Dans ce premier album, le groupe DAF ne détient pas encore sa patte caractéristique, notamment car les synthétiseurs y côtoient toujours guitares et saxophones. Néanmoins, dans des titres tels que Essen dan Schlafen, Co Co Pino, El Basilon ou encore Nachtarbeit, on retrouve déjà la plupart des éléments qui feront la signature du groupe : un jeu de batterie simple et énergique, des nappes de synthétiseur séquencées et un Gabi Delgado-López hurlant et scandant ses phrases répétitives en allemand ou en espagnol comme autant de mantras percutants évoquant presque par moments, saxophone oblige, la prose bop de la beat generation.
La période Virgin
Avant d’enregistrer le premier album avec Virgin, le groupe décide de changer de structure et se recentre autour des personnes de Gabi et de Robert. Dès le début en effet, Gabi, touché par l’énergie du punk, ne comprend pas qu’un mouvement si novateur continue à utiliser des anciens instruments, au risque de se réduire à une sorte de rock’n’roll mal exécuté. Avec la démocratisation des synthétiseurs, il veut en effet partir dans la direction d’un groupe qui refléterait toute la puissance du mouvement punk dans la musique électronique. Une batterie, un séquenceur Korg SQ-10, un synthétiseur Korg MS-20 et un clavier ARP Odyssey, voici les instruments utilisés par le groupe durant cette période centrale, dont les albums contiennent tout le substrat de Deutsch Amerikanische Freundschaft.
Une fois ce changement de moteur effectué, toujours avec l’aide de Conny Plank, le groupe va sortir le premier album de sa période Virgin, Alles ist Gut, qui fera sa célébrité.
Dans « Alles ist Gut », les titres novateurs s’enchaînent et font tous mouche. Tel le « dérèglement de tous les sens » auquel s’est livré le poète Arthur Rimbaud, Gabi évoque avec puissance et émotion les thèmes qui lui sont chers : le bouleversement des repères durant les grands conflits mondiaux et leurs suites (Der Mussolini, Alle gegen Alle), la passion amoureuse (Als wär’s das letzte Mal) avec parfois une pointe de fétichisme (Der Räuber und der Prinz) sans parler de titres comme Mein Herz macht Bum qui tiennent presque de l’exercice d’asphyxie auto-érotique.
Les deux autres albums Gold und Liebe (1981) et Für Immer (1982), toujours chez Virgin, iront parfaire la notoriété du groupe avec certains de leurs titres les plus connus comme Liebe auf den ersten Blick, Verschwende deine Jugend, devenu une sorte d’hymne générationel et slogan du groupe, ou encore Kebab Träume.

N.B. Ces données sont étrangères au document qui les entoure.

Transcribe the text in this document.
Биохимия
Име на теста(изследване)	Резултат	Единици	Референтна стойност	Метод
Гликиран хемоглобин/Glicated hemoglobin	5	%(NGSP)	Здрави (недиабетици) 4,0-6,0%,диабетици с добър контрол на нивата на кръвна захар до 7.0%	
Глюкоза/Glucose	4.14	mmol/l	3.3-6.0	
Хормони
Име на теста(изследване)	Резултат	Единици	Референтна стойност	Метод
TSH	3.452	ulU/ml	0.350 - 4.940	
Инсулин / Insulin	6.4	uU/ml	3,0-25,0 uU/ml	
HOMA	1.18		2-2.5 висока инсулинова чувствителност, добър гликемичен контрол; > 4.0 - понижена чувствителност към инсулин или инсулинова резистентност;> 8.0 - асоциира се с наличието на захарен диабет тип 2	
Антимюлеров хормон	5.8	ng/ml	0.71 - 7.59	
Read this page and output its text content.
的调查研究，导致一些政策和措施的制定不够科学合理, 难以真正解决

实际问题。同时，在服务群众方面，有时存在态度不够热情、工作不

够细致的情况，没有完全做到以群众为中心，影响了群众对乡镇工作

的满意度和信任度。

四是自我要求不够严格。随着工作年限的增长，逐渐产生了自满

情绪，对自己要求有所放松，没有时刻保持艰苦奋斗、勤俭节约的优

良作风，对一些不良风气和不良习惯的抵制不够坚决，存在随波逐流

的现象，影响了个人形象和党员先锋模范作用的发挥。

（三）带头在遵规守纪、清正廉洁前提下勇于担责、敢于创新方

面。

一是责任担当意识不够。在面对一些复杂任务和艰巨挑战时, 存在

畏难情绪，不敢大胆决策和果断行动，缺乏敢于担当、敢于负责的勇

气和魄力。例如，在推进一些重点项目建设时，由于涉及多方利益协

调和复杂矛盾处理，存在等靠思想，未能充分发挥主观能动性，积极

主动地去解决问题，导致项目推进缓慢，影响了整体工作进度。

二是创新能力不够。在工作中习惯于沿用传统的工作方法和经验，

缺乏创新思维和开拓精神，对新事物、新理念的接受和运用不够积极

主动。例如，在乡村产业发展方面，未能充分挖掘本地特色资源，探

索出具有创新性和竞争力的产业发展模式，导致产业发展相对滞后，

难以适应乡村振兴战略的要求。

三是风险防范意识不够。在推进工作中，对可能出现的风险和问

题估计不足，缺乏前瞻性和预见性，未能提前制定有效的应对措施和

Première séparation et période 1st Step to Heaven
De par les différents projets qui vont les animer durant leur carrière, ainsi que leurs relations parfois complexes – Gabi et Robert ne se voient en général que pour faire de la musique, mais ils ont à un certain moment cohabité et passent parfois la nuit ensemble – la groupe va connaître plusieurs séparations et réunions entre 1982 et 2020.
Le premier hiatus a lieu lors de l’enregistrement de Für Immer. Les deux membres de DAF vont partir chacun dans des projets personnels, plus pop, Robert Görl avec l’album Night Full of Tension et Gabi Delgado-López avec Mistress.
En 1986, une première réunion a lieu avec l’album 1st Step to Heaven, un album aux tendances disco marquées, presque house, préfigurant d’une certaine manière l’arrivée de la techno à Chicago et Detroit quelques années plus tard. L’album, peu apprécié de certains fans, contient pourtant plusieurs titres excellents tels que Absolute Body Control. Il sera suivi de quelques singles, dont le remarqué The Gun qui fera les riches heures de la scène house nord-américaine et de remixeurs tels que John Watt et son service Razormaid.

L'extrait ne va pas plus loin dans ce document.